My Internet Provider is Ben Lomand Communications.
I have a DSL connection.
I did locate the info on my pc about the Network Adapter. It is a Realtek PCIe FE Family Controller. The status of it was "This device is working properly". If you click on "Network Connections"after plugging in the ethernet cable from the DSL modem, the status changes from "Network cable unplugged" to "Unrecognized Network". I have a partial copy of the black screen when I typed in "ipconfig/all". For some reason, the copy and paste function doesn't seem to work on this pc now, so I'm not able to send that info to you. However, the section from that text on the Network Adapter says: Media state...disconnected. Physical address...40-61-86-52-2D-B0 DHCP enabled....No Autoconfiguration...Yes I hope this has helped you narrow down the cause of my problem. Thanks again, mrcando


----------



## 2xg (Aug 5, 2009)

*Re: can't access internet after lightning strike*

Download the latest driver from the Manufacturer's site. Uninstall your Realtek device (right click on it and choose uninstall) from Device Manager then manually install the new driver.
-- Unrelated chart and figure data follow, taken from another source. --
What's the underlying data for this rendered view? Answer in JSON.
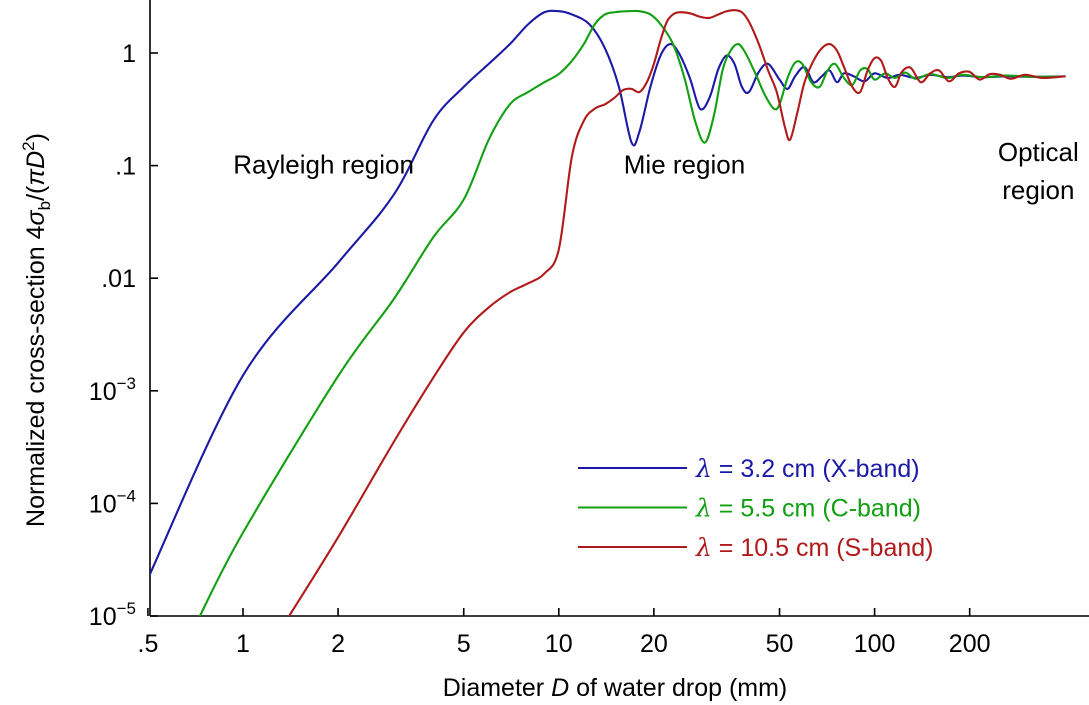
{
  "chart_data": {
    "type": "line",
    "xscale": "log",
    "yscale": "log",
    "xlim": [
      0.5,
      400
    ],
    "ylim": [
      1e-05,
      2.5
    ],
    "xlabel": {
      "pre": "Diameter ",
      "italic": "D",
      "post": " of water drop (mm)"
    },
    "ylabel": {
      "pre": "Normalized cross-section 4",
      "sigma": "σ",
      "sub": "b",
      "mid": "/(",
      "pi": "π",
      "d": "D",
      "sup": "2",
      "post": ")"
    },
    "x_ticks": [
      {
        "value": 0.5,
        "label": ".5"
      },
      {
        "value": 1,
        "label": "1"
      },
      {
        "value": 2,
        "label": "2"
      },
      {
        "value": 5,
        "label": "5"
      },
      {
        "value": 10,
        "label": "10"
      },
      {
        "value": 20,
        "label": "20"
      },
      {
        "value": 50,
        "label": "50"
      },
      {
        "value": 100,
        "label": "100"
      },
      {
        "value": 200,
        "label": "200"
      }
    ],
    "y_ticks": [
      {
        "value": 1e-05,
        "base": "10",
        "exp": "−5"
      },
      {
        "value": 0.0001,
        "base": "10",
        "exp": "−4"
      },
      {
        "value": 0.001,
        "base": "10",
        "exp": "−3"
      },
      {
        "value": 0.01,
        "base": ".01",
        "exp": ""
      },
      {
        "value": 0.1,
        "base": ".1",
        "exp": ""
      },
      {
        "value": 1,
        "base": "1",
        "exp": ""
      }
    ],
    "regions": [
      {
        "lines": [
          "Rayleigh region"
        ],
        "x": 1.8,
        "y": 0.085,
        "anchor": "middle"
      },
      {
        "lines": [
          "Mie region"
        ],
        "x": 25,
        "y": 0.085,
        "anchor": "middle"
      },
      {
        "lines": [
          "Optical",
          "region"
        ],
        "x": 330,
        "y": 0.11,
        "anchor": "middle"
      }
    ],
    "legend_position": "bottom-right",
    "series": [
      {
        "lambda": "λ",
        "name": " = 3.2 cm (X-band)",
        "color": "#1a1aa6",
        "points": [
          [
            0.5,
            2.15e-05
          ],
          [
            1,
            0.00137
          ],
          [
            2,
            0.0137
          ],
          [
            3,
            0.055
          ],
          [
            4,
            0.25
          ],
          [
            5,
            0.5
          ],
          [
            6,
            0.8
          ],
          [
            7,
            1.2
          ],
          [
            8,
            1.8
          ],
          [
            9,
            2.3
          ],
          [
            10,
            2.35
          ],
          [
            11,
            2.2
          ],
          [
            12.5,
            1.8
          ],
          [
            14,
            1.1
          ],
          [
            15.5,
            0.5
          ],
          [
            17,
            0.16
          ],
          [
            18,
            0.2
          ],
          [
            19.5,
            0.5
          ],
          [
            21,
            0.95
          ],
          [
            22.5,
            1.2
          ],
          [
            24,
            1.0
          ],
          [
            26,
            0.6
          ],
          [
            28,
            0.32
          ],
          [
            30,
            0.4
          ],
          [
            32,
            0.72
          ],
          [
            34,
            0.95
          ],
          [
            36,
            0.8
          ],
          [
            38,
            0.5
          ],
          [
            40,
            0.45
          ],
          [
            43,
            0.68
          ],
          [
            46,
            0.8
          ],
          [
            50,
            0.58
          ],
          [
            53,
            0.48
          ],
          [
            56,
            0.62
          ],
          [
            60,
            0.75
          ],
          [
            64,
            0.55
          ],
          [
            68,
            0.62
          ],
          [
            72,
            0.7
          ],
          [
            76,
            0.55
          ],
          [
            80,
            0.66
          ],
          [
            86,
            0.62
          ],
          [
            93,
            0.56
          ],
          [
            100,
            0.66
          ],
          [
            110,
            0.6
          ],
          [
            120,
            0.64
          ],
          [
            135,
            0.6
          ],
          [
            150,
            0.64
          ],
          [
            170,
            0.61
          ],
          [
            190,
            0.63
          ],
          [
            220,
            0.61
          ],
          [
            260,
            0.62
          ],
          [
            320,
            0.615
          ],
          [
            400,
            0.62
          ]
        ]
      },
      {
        "lambda": "λ",
        "name": " = 5.5 cm (C-band)",
        "color": "#12a012",
        "points": [
          [
            0.73,
            1e-05
          ],
          [
            1,
            5.5e-05
          ],
          [
            2,
            0.00135
          ],
          [
            3,
            0.0065
          ],
          [
            4,
            0.023
          ],
          [
            5,
            0.05
          ],
          [
            6,
            0.17
          ],
          [
            7,
            0.35
          ],
          [
            8,
            0.45
          ],
          [
            9,
            0.55
          ],
          [
            10,
            0.65
          ],
          [
            11,
            0.85
          ],
          [
            12,
            1.2
          ],
          [
            13,
            1.8
          ],
          [
            14,
            2.2
          ],
          [
            15,
            2.3
          ],
          [
            16.5,
            2.35
          ],
          [
            18,
            2.35
          ],
          [
            19.5,
            2.2
          ],
          [
            21,
            1.8
          ],
          [
            23,
            1.2
          ],
          [
            25,
            0.6
          ],
          [
            27,
            0.25
          ],
          [
            29,
            0.16
          ],
          [
            31,
            0.28
          ],
          [
            33,
            0.7
          ],
          [
            35,
            1.05
          ],
          [
            37,
            1.2
          ],
          [
            39,
            1.0
          ],
          [
            42,
            0.65
          ],
          [
            45,
            0.42
          ],
          [
            48,
            0.32
          ],
          [
            50,
            0.35
          ],
          [
            53,
            0.6
          ],
          [
            56,
            0.82
          ],
          [
            59,
            0.8
          ],
          [
            63,
            0.55
          ],
          [
            67,
            0.5
          ],
          [
            71,
            0.7
          ],
          [
            75,
            0.8
          ],
          [
            80,
            0.6
          ],
          [
            85,
            0.52
          ],
          [
            90,
            0.7
          ],
          [
            95,
            0.72
          ],
          [
            100,
            0.58
          ],
          [
            108,
            0.66
          ],
          [
            116,
            0.6
          ],
          [
            125,
            0.67
          ],
          [
            135,
            0.59
          ],
          [
            150,
            0.65
          ],
          [
            170,
            0.6
          ],
          [
            190,
            0.64
          ],
          [
            220,
            0.61
          ],
          [
            260,
            0.63
          ],
          [
            320,
            0.615
          ],
          [
            400,
            0.62
          ]
        ]
      },
      {
        "lambda": "λ",
        "name": " = 10.5 cm (S-band)",
        "color": "#b01a1a",
        "points": [
          [
            1.4,
            1e-05
          ],
          [
            2,
            5e-05
          ],
          [
            3,
            0.00035
          ],
          [
            4,
            0.0013
          ],
          [
            5,
            0.0033
          ],
          [
            6,
            0.0055
          ],
          [
            7,
            0.0075
          ],
          [
            8,
            0.009
          ],
          [
            9,
            0.011
          ],
          [
            10,
            0.018
          ],
          [
            11,
            0.12
          ],
          [
            12,
            0.25
          ],
          [
            13,
            0.32
          ],
          [
            14,
            0.35
          ],
          [
            15,
            0.4
          ],
          [
            16,
            0.47
          ],
          [
            17,
            0.48
          ],
          [
            18,
            0.45
          ],
          [
            19,
            0.55
          ],
          [
            20,
            0.8
          ],
          [
            21,
            1.3
          ],
          [
            22,
            1.9
          ],
          [
            23,
            2.2
          ],
          [
            24,
            2.3
          ],
          [
            26,
            2.25
          ],
          [
            28,
            2.1
          ],
          [
            30,
            2.05
          ],
          [
            32,
            2.2
          ],
          [
            34,
            2.35
          ],
          [
            36,
            2.4
          ],
          [
            38,
            2.3
          ],
          [
            40,
            1.9
          ],
          [
            43,
            1.2
          ],
          [
            46,
            0.7
          ],
          [
            49,
            0.45
          ],
          [
            52,
            0.22
          ],
          [
            54,
            0.17
          ],
          [
            57,
            0.3
          ],
          [
            60,
            0.55
          ],
          [
            64,
            0.85
          ],
          [
            68,
            1.1
          ],
          [
            72,
            1.2
          ],
          [
            76,
            1.05
          ],
          [
            80,
            0.75
          ],
          [
            85,
            0.5
          ],
          [
            90,
            0.45
          ],
          [
            95,
            0.7
          ],
          [
            100,
            0.9
          ],
          [
            105,
            0.85
          ],
          [
            110,
            0.6
          ],
          [
            116,
            0.5
          ],
          [
            122,
            0.68
          ],
          [
            130,
            0.74
          ],
          [
            140,
            0.55
          ],
          [
            150,
            0.66
          ],
          [
            160,
            0.7
          ],
          [
            172,
            0.56
          ],
          [
            185,
            0.66
          ],
          [
            200,
            0.68
          ],
          [
            215,
            0.58
          ],
          [
            232,
            0.65
          ],
          [
            250,
            0.64
          ],
          [
            270,
            0.59
          ],
          [
            300,
            0.64
          ],
          [
            340,
            0.6
          ],
          [
            400,
            0.62
          ]
        ]
      }
    ]
  }
}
If that didn't work, you might need to replace and buy a network adapter.


----------



## mrcando (Jul 9, 2011)

*Re: can't access internet after lightning strike*

Updating the driver didn't work, but installing a new pci card did the trick. I wholeheartedly thank everyone at TSF for helping me to find and fix my problem. You guys are the best! mrcando


----------



## 2xg (Aug 5, 2009)

*Re: can't access internet after lightning strike*

Good to hear that all is well! Glad we could assist.

You're Welcome.


----------